Translational Research Exchange @ Exeter, University of Exeter, Exeter, United Kingdom.
PLoS Comput Biol. 2022 May 13;18(5):e1010110. doi: 10.1371/journal.pcbi.1010110. eCollection 2022 May.
Phosphoproteomic experiments routinely observe thousands of phosphorylation sites. To understand the intracellular signaling processes that generated this data, one or more causal protein kinases must be assigned to each phosphosite. However, limited knowledge of kinase specificity typically restricts assignments to a small subset of a kinome. Starting from a statistical model of a high-throughput, in vitro kinase-substrate assay, I have developed an approach to high-coverage, multi-label kinase-substrate assignment called IV-KAPhE ("In vivo-Kinase Assignment for Phosphorylation Evidence"). Tested on human data, IV-KAPhE outperforms other methods of similar scope. Such computational methods generally predict a densely connected kinase-substrate network, with most sites targeted by multiple kinases, pointing either to unaccounted-for biochemical constraints or significant cross-talk and signaling redundancy. I show that such predictions can potentially identify biased kinase-site misannotations within families of closely related kinase isozymes and they provide a robust basis for kinase activity analysis.

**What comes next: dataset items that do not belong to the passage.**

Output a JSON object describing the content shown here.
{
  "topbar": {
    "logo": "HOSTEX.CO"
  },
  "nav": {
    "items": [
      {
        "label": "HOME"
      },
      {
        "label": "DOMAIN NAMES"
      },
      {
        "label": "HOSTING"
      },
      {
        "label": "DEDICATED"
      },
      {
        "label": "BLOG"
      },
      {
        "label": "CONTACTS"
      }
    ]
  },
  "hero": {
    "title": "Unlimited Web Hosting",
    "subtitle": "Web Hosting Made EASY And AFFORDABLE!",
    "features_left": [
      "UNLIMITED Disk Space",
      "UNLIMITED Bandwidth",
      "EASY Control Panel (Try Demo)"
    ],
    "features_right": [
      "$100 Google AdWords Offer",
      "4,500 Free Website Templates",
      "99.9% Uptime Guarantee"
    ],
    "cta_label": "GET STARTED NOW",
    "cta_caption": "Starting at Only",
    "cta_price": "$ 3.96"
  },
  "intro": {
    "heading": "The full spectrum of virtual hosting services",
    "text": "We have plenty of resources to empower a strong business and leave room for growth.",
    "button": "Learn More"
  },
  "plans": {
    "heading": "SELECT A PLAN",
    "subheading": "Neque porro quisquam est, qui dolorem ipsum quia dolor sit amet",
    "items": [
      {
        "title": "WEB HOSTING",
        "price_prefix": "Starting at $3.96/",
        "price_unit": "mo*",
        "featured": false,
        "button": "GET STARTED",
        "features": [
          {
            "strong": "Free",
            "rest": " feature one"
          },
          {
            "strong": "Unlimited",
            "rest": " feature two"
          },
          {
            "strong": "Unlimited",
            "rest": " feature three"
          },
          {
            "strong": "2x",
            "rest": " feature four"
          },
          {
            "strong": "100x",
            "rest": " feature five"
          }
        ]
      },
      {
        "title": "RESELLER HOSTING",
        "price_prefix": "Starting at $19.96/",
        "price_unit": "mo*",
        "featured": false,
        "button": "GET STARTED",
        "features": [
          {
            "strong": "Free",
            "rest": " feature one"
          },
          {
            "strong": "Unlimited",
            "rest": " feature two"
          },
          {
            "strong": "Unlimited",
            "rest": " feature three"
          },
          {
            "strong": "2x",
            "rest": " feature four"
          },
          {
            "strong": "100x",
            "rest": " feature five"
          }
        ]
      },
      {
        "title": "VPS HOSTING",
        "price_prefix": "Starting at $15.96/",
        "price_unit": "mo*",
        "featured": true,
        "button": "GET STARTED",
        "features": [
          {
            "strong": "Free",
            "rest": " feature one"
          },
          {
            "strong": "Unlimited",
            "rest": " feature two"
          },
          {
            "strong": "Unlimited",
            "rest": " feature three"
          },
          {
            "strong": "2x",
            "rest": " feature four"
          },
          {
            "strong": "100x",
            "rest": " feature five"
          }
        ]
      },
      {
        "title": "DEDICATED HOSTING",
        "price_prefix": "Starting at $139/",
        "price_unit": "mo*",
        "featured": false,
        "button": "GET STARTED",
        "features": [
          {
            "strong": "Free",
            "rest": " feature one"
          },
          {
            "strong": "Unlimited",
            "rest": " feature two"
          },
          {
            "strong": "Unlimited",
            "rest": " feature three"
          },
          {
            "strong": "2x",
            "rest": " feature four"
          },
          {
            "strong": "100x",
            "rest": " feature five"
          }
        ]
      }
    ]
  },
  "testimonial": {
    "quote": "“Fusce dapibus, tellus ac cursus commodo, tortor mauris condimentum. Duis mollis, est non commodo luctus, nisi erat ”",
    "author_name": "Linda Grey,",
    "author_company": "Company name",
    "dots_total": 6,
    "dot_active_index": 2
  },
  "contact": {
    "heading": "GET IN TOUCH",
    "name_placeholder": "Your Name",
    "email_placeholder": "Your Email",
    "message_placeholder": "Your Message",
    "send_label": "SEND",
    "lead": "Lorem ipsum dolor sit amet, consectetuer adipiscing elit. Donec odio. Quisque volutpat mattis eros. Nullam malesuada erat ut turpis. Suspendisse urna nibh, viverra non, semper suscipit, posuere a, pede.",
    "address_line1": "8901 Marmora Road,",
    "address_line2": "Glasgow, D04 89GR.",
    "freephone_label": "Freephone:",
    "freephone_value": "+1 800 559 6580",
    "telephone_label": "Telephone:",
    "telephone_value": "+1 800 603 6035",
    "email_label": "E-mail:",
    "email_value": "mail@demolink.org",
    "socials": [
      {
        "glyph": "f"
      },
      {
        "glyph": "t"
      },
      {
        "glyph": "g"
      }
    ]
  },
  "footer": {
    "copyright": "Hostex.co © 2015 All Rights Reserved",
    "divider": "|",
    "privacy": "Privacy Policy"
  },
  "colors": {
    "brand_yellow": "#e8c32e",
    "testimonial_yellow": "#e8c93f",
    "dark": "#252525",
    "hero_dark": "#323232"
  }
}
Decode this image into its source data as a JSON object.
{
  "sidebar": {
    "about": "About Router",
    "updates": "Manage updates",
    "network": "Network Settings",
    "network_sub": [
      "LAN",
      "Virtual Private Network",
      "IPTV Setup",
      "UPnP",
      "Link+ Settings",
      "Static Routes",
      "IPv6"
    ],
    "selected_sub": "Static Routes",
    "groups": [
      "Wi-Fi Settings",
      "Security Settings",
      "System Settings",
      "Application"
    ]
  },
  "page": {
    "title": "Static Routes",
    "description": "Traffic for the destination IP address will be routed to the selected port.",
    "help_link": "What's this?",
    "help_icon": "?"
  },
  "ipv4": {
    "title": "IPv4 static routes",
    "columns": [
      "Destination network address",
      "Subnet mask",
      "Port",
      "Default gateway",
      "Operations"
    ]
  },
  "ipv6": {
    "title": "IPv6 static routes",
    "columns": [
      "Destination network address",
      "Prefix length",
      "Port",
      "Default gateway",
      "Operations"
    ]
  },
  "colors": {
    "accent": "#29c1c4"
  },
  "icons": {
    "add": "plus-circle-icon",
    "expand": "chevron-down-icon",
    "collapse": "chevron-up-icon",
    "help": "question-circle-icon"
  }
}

磷酸化蛋白质组学实验通常会观察到数千个磷酸化位点。为了理解产生这些数据的细胞内信号转导过程,必须将一个或多个因果蛋白激酶分配给每个磷酸化位点。然而,激酶特异性的知识有限通常将分配限制在激酶组的一小部分。从高通量、体外激酶-底物测定的统计模型出发,我开发了一种称为 IV-KAPhE(“基于磷酸化证据的体内激酶分配”)的高覆盖率、多标签激酶-底物分配方法。在人体数据上的测试表明,IV-KAPhE 优于其他具有类似范围的方法。此类计算方法通常预测出一个密集连接的激酶-底物网络,其中大多数位点都被多个激酶靶向,这要么指向未被考虑的生化限制,要么指向显著的串扰和信号冗余。我表明,这些预测可以潜在地识别出密切相关的激酶同工酶家族中具有偏向性的激酶-位点错误注释,并且为激酶活性分析提供了一个稳健的基础。